De toekomst van het middelgrote kantoor: Change or Die

Delen:

MR11 CVR 2De omzetten in de advocatuur staan stevig onder druk; in het Verenigd Koninkrijk en de Verenigde Staten is inmiddels al menig kantoor gesneuveld. Veel Nederlandse kantoren lijken zich niet zo bewust te zijn van de nieuwe waarheid in de advocatuur. De stilte voor de storm? Mr. sprak voor het nummer dat aanstaande vrijdag verschijnt drie bestuurders van middelgrote kantoren. “Over tien jaar ziet de advocatuur er compleet anders uit.”

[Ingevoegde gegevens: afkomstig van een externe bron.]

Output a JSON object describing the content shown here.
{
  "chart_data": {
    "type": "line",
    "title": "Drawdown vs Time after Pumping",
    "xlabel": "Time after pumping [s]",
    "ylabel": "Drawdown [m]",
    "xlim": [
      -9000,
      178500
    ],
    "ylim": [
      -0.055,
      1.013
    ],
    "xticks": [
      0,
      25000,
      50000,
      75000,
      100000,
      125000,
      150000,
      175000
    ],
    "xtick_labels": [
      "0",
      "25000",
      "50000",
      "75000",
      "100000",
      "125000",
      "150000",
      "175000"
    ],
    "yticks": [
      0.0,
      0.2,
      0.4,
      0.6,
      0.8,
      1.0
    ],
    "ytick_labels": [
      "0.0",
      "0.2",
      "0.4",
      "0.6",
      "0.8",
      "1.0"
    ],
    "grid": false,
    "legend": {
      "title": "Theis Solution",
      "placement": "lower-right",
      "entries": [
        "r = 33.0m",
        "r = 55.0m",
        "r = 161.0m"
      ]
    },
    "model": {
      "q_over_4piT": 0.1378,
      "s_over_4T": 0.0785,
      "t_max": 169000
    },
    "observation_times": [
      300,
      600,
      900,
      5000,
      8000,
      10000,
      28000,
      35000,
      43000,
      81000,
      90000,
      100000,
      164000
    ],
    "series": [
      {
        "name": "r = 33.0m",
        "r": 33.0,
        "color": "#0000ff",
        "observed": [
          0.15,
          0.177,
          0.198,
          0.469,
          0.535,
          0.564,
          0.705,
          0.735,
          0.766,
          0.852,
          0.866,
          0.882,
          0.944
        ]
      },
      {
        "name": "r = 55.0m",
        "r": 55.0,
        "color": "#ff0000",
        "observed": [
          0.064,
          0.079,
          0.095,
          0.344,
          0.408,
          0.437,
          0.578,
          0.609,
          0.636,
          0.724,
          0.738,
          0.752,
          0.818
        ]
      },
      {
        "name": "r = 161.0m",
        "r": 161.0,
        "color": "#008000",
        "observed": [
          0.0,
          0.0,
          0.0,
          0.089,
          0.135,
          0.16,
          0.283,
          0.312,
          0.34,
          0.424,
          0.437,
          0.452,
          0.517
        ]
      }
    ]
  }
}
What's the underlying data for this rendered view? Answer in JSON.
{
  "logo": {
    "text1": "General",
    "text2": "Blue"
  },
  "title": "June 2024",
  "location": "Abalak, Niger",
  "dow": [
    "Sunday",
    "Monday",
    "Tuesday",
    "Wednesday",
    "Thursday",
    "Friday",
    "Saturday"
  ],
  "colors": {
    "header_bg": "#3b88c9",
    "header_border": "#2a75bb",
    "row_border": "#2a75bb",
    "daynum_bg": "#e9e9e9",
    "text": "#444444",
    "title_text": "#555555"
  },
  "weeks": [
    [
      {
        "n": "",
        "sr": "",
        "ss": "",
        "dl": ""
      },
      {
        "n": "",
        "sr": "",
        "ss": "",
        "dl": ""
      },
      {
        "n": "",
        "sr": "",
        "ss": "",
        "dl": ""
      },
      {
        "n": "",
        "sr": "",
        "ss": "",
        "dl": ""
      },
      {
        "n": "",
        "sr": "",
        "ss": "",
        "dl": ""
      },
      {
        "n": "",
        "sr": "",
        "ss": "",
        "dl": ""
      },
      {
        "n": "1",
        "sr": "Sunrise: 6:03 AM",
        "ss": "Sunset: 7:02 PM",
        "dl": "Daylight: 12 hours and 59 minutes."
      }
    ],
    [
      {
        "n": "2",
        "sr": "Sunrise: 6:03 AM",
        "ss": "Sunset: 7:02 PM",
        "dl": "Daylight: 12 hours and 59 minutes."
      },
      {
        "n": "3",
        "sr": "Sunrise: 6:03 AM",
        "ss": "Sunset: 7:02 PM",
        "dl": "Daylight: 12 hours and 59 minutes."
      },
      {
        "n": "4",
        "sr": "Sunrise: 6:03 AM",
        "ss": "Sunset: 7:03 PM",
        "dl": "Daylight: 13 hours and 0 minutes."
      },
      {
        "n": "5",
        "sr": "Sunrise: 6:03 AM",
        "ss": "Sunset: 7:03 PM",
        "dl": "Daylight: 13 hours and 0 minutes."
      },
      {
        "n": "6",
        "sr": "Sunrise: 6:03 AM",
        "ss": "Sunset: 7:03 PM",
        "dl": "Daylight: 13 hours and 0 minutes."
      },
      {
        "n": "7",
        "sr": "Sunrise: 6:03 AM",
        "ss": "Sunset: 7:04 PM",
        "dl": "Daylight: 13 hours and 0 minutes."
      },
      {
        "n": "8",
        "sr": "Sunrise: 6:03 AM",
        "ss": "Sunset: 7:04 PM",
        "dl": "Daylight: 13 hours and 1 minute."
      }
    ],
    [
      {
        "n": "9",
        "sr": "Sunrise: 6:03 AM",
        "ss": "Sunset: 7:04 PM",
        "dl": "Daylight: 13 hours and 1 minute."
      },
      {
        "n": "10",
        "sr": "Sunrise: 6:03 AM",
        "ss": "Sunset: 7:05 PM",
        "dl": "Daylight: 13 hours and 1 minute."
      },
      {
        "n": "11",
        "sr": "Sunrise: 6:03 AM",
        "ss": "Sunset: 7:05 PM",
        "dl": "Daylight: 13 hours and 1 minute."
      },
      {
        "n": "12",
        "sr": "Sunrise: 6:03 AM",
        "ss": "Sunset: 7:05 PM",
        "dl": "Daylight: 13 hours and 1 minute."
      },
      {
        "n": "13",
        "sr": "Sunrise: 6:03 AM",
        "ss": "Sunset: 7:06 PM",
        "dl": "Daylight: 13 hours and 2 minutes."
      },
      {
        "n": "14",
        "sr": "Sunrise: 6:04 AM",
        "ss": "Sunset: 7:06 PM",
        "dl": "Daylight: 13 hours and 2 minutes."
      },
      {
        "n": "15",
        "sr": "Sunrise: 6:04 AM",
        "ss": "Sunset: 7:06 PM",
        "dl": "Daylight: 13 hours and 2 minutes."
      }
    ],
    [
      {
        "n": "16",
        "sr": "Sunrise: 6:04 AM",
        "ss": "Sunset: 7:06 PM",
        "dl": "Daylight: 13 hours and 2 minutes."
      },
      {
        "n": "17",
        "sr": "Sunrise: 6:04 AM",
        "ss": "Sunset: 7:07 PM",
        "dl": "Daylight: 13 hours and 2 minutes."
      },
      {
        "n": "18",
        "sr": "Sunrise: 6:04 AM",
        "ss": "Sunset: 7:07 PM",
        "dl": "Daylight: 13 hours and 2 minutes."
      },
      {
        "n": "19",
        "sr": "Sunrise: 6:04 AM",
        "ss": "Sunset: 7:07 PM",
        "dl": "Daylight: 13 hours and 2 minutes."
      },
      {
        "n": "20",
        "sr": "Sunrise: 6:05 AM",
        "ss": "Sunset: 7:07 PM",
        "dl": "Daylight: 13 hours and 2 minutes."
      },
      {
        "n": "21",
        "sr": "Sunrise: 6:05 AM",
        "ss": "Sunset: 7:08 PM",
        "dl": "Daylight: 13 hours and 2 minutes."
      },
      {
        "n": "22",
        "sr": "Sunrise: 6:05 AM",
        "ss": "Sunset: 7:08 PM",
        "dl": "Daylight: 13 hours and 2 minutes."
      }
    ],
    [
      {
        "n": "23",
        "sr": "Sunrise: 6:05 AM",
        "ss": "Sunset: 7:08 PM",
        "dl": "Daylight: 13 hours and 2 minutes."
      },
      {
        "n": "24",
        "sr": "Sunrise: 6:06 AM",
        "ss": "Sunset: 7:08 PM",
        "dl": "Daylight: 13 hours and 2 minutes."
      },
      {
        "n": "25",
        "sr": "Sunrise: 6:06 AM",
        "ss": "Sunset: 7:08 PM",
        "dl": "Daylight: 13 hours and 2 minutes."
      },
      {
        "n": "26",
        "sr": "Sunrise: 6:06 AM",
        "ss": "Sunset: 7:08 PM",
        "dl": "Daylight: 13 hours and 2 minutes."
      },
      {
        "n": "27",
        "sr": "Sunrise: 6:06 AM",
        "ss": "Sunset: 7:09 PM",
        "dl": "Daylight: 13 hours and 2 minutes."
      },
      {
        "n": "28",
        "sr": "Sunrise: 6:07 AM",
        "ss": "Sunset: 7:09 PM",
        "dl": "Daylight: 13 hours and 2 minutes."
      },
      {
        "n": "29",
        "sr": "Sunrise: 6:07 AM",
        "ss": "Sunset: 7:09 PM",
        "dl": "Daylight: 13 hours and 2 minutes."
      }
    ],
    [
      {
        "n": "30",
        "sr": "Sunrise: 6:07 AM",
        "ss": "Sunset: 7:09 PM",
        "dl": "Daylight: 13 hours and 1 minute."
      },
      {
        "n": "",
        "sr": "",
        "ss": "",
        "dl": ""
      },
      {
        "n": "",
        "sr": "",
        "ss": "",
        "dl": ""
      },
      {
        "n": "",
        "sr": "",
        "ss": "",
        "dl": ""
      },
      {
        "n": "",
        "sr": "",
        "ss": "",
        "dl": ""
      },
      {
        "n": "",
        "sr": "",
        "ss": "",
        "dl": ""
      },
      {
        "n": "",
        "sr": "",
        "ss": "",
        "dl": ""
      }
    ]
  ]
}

Er zijn boeken over volgeschreven: het einde van het brede full service kantoor in de advocatuur, gedreven door de behoefte aan superspecialisten, de steeds kritischer houding van bedrijfsjuristen en de opkomst van andere aanbieders voor het basale juridische werk. Terwijl mening kantoor in het Verenigd Koninkrijk en de Verenigde Staten het loodje heeft gelegd, lijkt er in Nederland voor de buitenstaander niet veel aan de hand te zijn. De advocatuur ziet er in vergelijking met tien jaar geleden nog min of meer hetzelfde uit, er zijn hooguit een aantal buitenlandse spelers en nichekantoren bijgekomen. Er is nog geen fusiegolf gaande onder de middelgrote kantoren, de hoek waar volgens enkele deskundigen de klappen gaan vallen. Blijft het Angelsaksische scenario de Nederlandse kantoren bespaard? Olaf van Haperen, managing partner van Kneppelhout & Korthals in Rotterdam, denkt van niet. “Binnen nu en tien jaar zal er een heftige herschikking te zien zijn, zeker in het middensegment van de advocatuur. Ik denk dat tweederde van de middelgrote kantoren over tien jaar niet meer in de huidige vorm bestaat. Bij te veel kantoren denkt men nog steeds dat het wel zal overwaaien. Dat heeft ook te maken met de samenstelling van partnergroepen; die hebben vaak een kortere horizon dan voor een kantoor op de langere termijn goed is.” Hij ziet voor de middelgrote kantoren maar drie toekomstscenario’s: “Uit elkaar vallen in niches, een geheel eigen positie in de markt veroveren of doorgroeien middels een fusie met een ander kantoor. Twee middelgrote kantoren samen zijn echter zeker geen garantie voor succes; dat kan ook een ongeleid projectiel worden.”

Ook veel kansen

Volgens Rutger Ploum, managing partner van Ploum Lodder Princen, zal de komende jaren duidelijk worden welk kantoor van de nieuwe werkelijkheid weet te profiteren. “Er liggen namelijk ook veel kansen voor kantoren van onze grootte. In pitches kunnen we concurreren met de grote Zuidas-kantoren; bedrijfsjuristen kopen hun dienstverlening veel gedifferentieerder in en zijn niet meer bang om nieuwe kantoren uit te proberen. Je bent welkom om bij grote bedrijven op gesprek te komen en de laatste jaren haalden wij met name uit die trend onze groei. Dat betekent echter wel dat je keuzes moet maken en investeringen moet doen. Kantoren die niet willen investeren in onder andere ICT-oplossingen, gaan het verliezen.”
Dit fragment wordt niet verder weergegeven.